Trajectory.atom_slice
uses different orders for coordinates and topology #1937
Description
Trajectory.atom_slice
method attempts to generate a subtrajectory for the atom slice. However, if the atom_indices
parameters are not sorted, this can lead to an error. What the method does is it takes coordinates for atom_indices
without sorting:
xyz = np.array(self.xyz[:, atom_indices], order="C")

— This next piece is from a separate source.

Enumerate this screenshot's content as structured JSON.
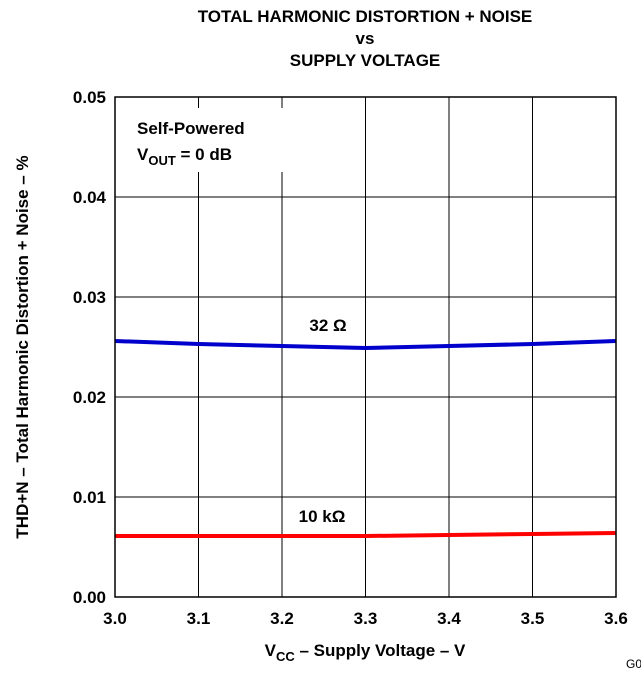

and then creates a topology for a subset:
topology = self._topology.subset(atom_indices)
Topology.subset
method is a wrapper over Topology._topology_from_subset
method. This method iterates over all atoms in sorted way and checks if atom index is in atom indices. Thus, if provided atom_indices is not a sorted array, the order of coordinates in xyz
and atoms in topology
does not match. The real use case for this to happen was application of the following function to 3QAP
cif structurte downloaded from rcsb:
def cif_to_pdb(path_to_cif: str, ligand_names_list: list[str] = []) -> str:
"""
Path to cif file.
"""
base = os.path.basename(path_to_cif)
dir_name = os.path.dirname(path_to_cif)
name, _ = os.path.splitext(base)
out = os.path.join(dir_name, f"{name}.pdb")
st = md.load(path_to_cif)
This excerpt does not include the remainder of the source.